Acute and subchronic toxicities of VRCTC-310, a combination product of crotoxin (CT) and cardiotoxin (CD), which has shown antitumor activity in vivo, have been studied in Beagle dogs. Single i.m. doses of 0.25, 0.5 and 1.0 mg/kg resulted in dose-dependent local muscular toxicity consisting of myofiber atrophy, interstitial edema and macrophage infiltration. Also, AST, ALT and LDH levels increased on day 2, returning to normal values on days 6–8. Local lesions were absent after recovery on day 45. At 2.0 mg/kg, signs of neurotoxicity (ataxia) appeared, in addition to vomitus, salivation, hematuria and myotoxicity in tongue and diaphragm on day 8. Local lesions healed with fibrosis at the site of injection on day 45. Administration of fixed (0.025 and 0.05 mg/kg) or escalating (0.025–0.1 mg/kg) daily doses for 30 days also produced local muscular damage, which was absent at day 75. The increases in AST, ALT and LDH serum activities on days 2–4 were independent of dosing schedule and sharply decreased on day 8, despite continuation of treatment. An escalating dose schedule of 0.025-2.0 mg/kg showed local muscle damage at the site of injection on day 31, however, there were no lesions of myotoxicity in the tongue or diaphragm and no clinical signs of neurotoxicity were observed. Animals tolerated the subchronic treatment better than the acute. The resolution of serum enzymes to normal values during treatment may be attributed to a decrease of sensitivity to VRCTC-310-mediated myotoxic effects.

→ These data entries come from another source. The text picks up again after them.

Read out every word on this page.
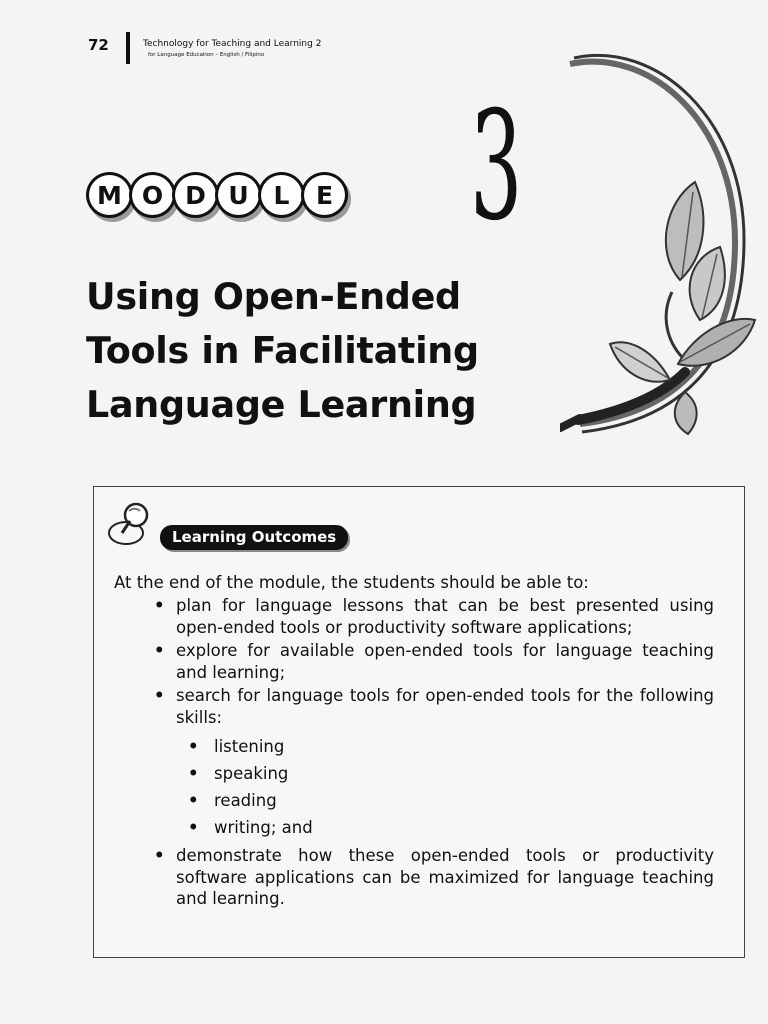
72	Technology for Teaching and Learning 2
for Language Education – English / Filipino
M O D U L	E 3
Using Open-Ended
Tools in Facilitating
Language Learning
Learning Outcomes
At the end of the module, the students should be able to:
• plan for language lessons that can be best presented using open-ended tools or productivity software applications;
• explore for available open-ended tools for language teaching and learning;
• search for language tools for open-ended tools for the following skills:
• listening
• speaking
• reading
• writing; and
• demonstrate how these open-ended tools or productivity software applications can be maximized for language teaching and learning.
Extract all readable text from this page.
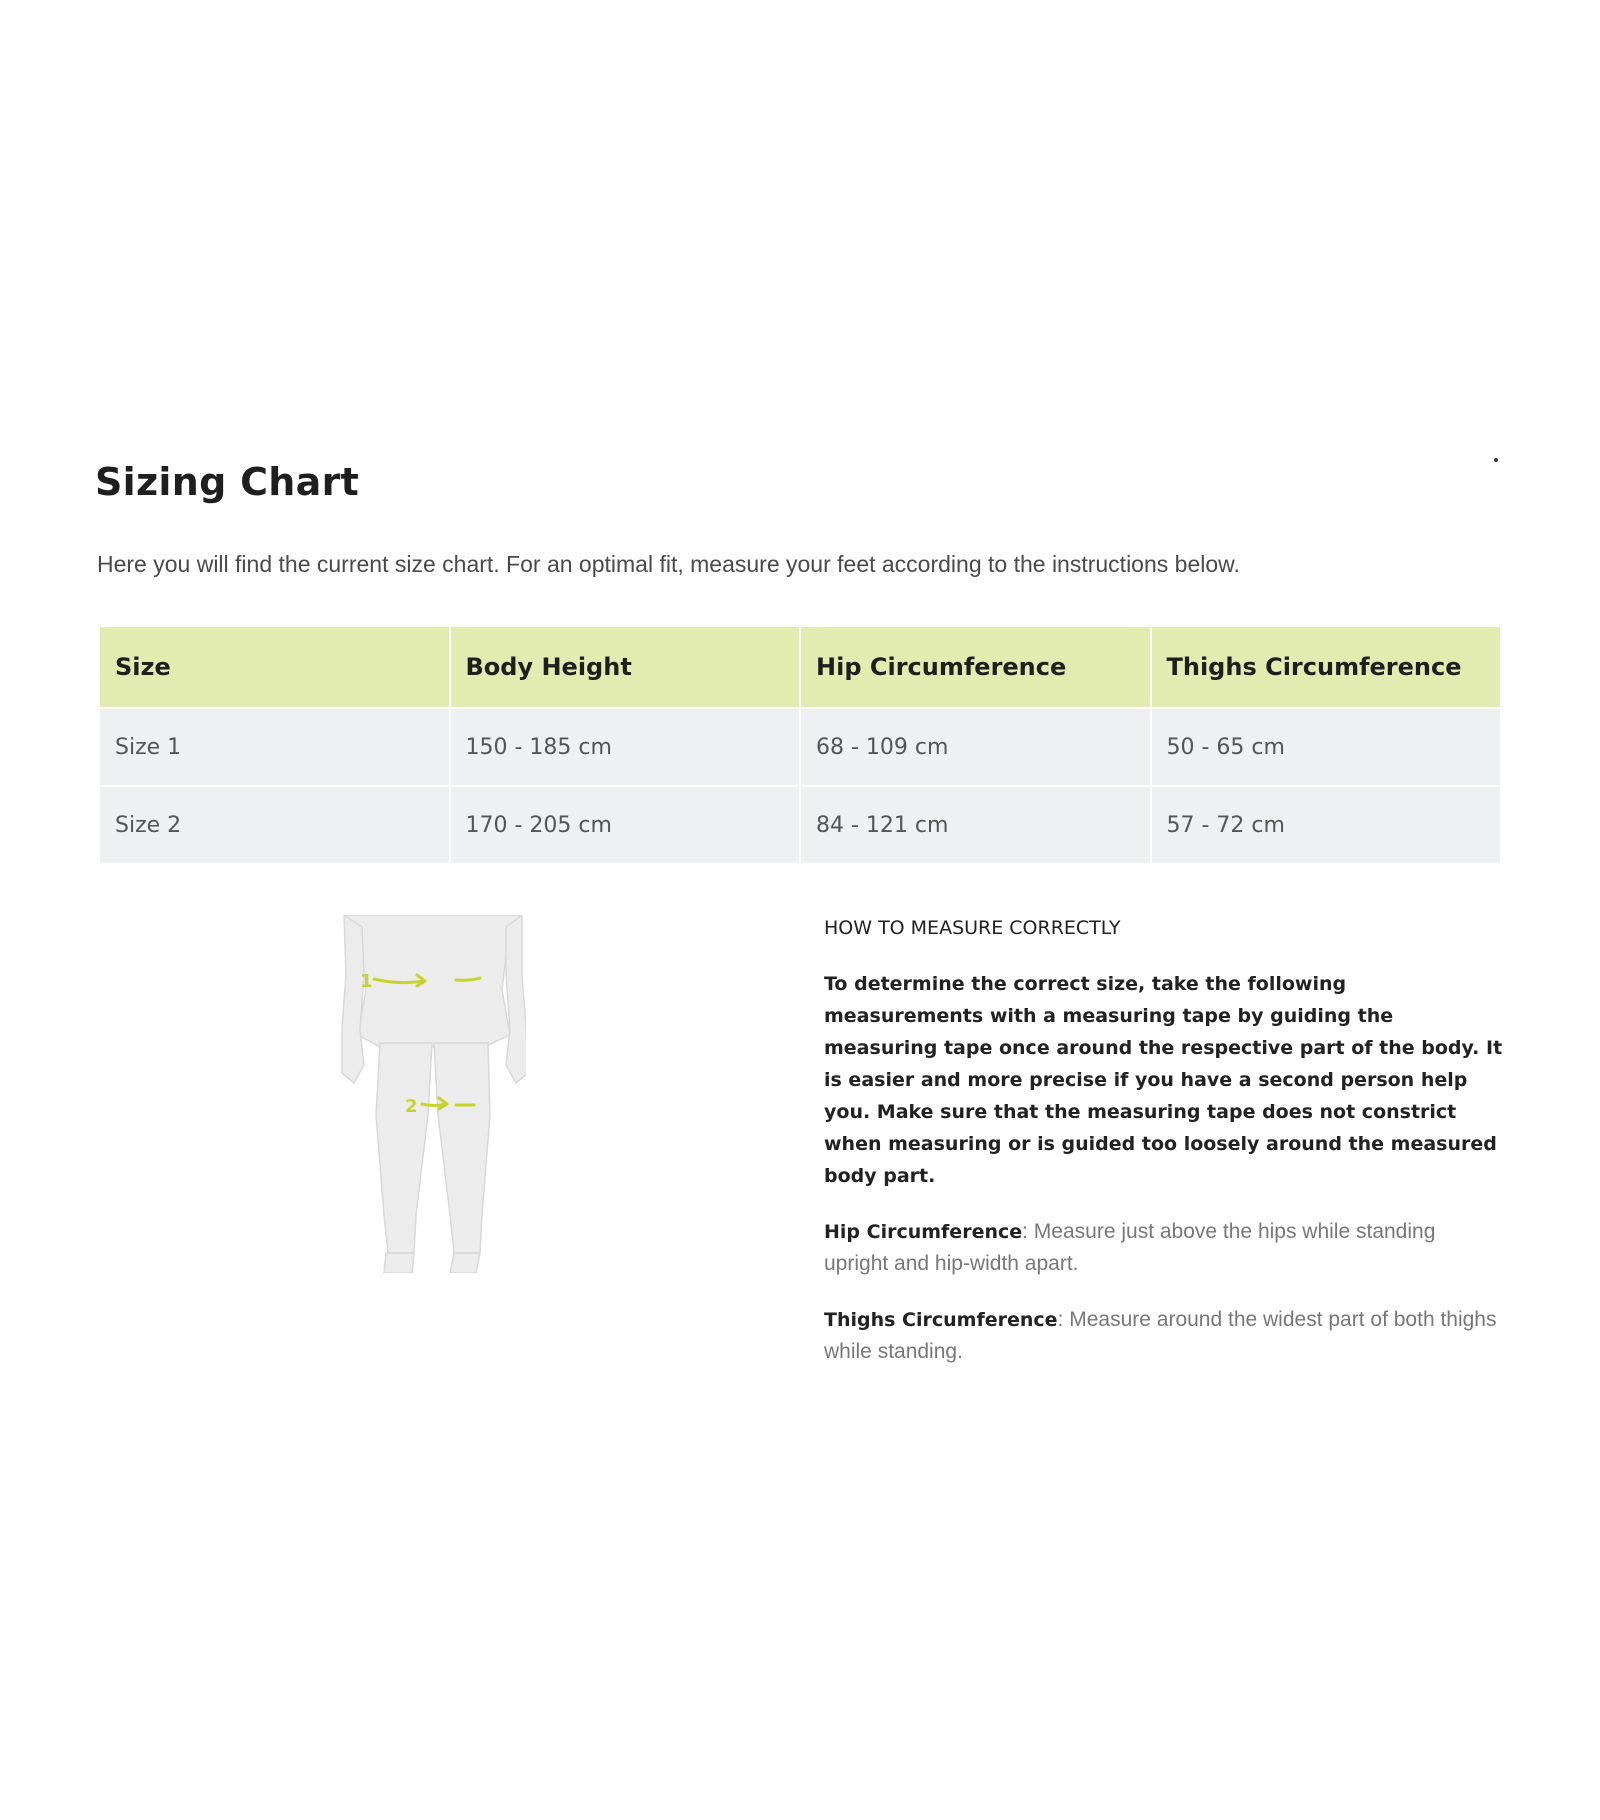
Sizing Chart

Here you will find the current size chart. For an optimal fit, measure your feet according to the instructions below.

Size	Body Height	Hip Circumference	Thighs Circumference
Size 1	150 - 185 cm	68 - 109 cm	50 - 65 cm
Size 2	170 - 205 cm	84 - 121 cm	57 - 72 cm
1
2
HOW TO MEASURE CORRECTLY

To determine the correct size, take the following measurements with a measuring tape by guiding the measuring tape once around the respective part of the body. It is easier and more precise if you have a second person help you. Make sure that the measuring tape does not constrict when measuring or is guided too loosely around the measured body part.

Hip Circumference: Measure just above the hips while standing upright and hip-width apart.

Thighs Circumference: Measure around the widest part of both thighs while standing.
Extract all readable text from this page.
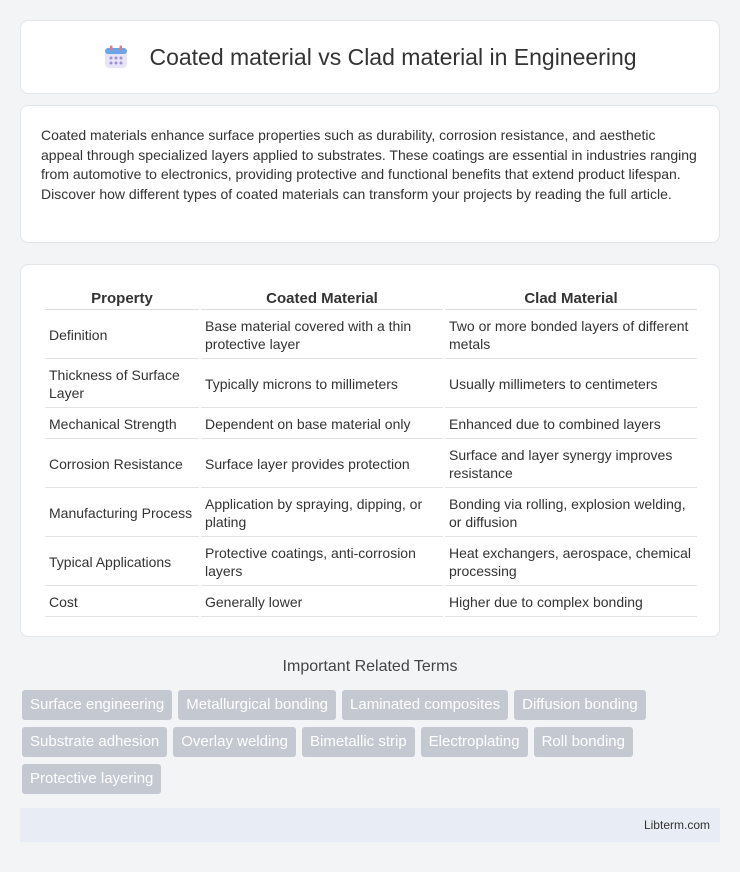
Coated material vs Clad material in Engineering

Coated materials enhance surface properties such as durability, corrosion resistance, and aesthetic appeal through specialized layers applied to substrates. These coatings are essential in industries ranging from automotive to electronics, providing protective and functional benefits that extend product lifespan. Discover how different types of coated materials can transform your projects by reading the full article.

Property	Coated Material	Clad Material
Definition	Base material covered with a thin protective layer	Two or more bonded layers of different metals
Thickness of Surface Layer	Typically microns to millimeters	Usually millimeters to centimeters
Mechanical Strength	Dependent on base material only	Enhanced due to combined layers
Corrosion Resistance	Surface layer provides protection	Surface and layer synergy improves resistance
Manufacturing Process	Application by spraying, dipping, or plating	Bonding via rolling, explosion welding, or diffusion
Typical Applications	Protective coatings, anti-corrosion layers	Heat exchangers, aerospace, chemical processing
Cost	Generally lower	Higher due to complex bonding
Important Related Terms
Surface engineering	Metallurgical bonding	Laminated composites	Diffusion bonding
Substrate adhesion	Overlay welding	Bimetallic strip	Electroplating	Roll bonding
Protective layering
Libterm.com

Mechanism of action of myotoxins isolated from snake venoms

Biochemically and pharmacologically, myotoxins isolated from snake venoms can be placed in four main groups: myotoxic phospholipases A, low molecular weight basic toxins, cardiotoxins, and hemorrhagic myotoxins. The myotoxic phospholipases A notexin, taipoxin, crotoxin, and Bothrops asper myotoxin induce muscle necrosis by first affecting the integrity of the plasma membrane, thereby inducing a calcium influx that culminates in cell death. The small basic myotoxin crotamine acts on the voltage-sensitive sodium channels of skeletal muscle sarcolemma, inducing a sodium influx which is responsible for depolarization and contraction of skeletal muscle, as well as for vacuolization of sarcoplasmic reticulum. Cardiotoxins are basic membrane-active polypeptides that disorganize the structure of membranes; the myotoxic activity of cardiotoxins results from their ability to disrupt skeletal muscle sarcolemma. Finally, two hemorrhagic toxins (hemorrhagic toxin b and viriditoxin) are myotoxic; apparently, they secondarily to ischemia which develops in muscular tissue as a consequence of the hemorrhagic action of these toxins.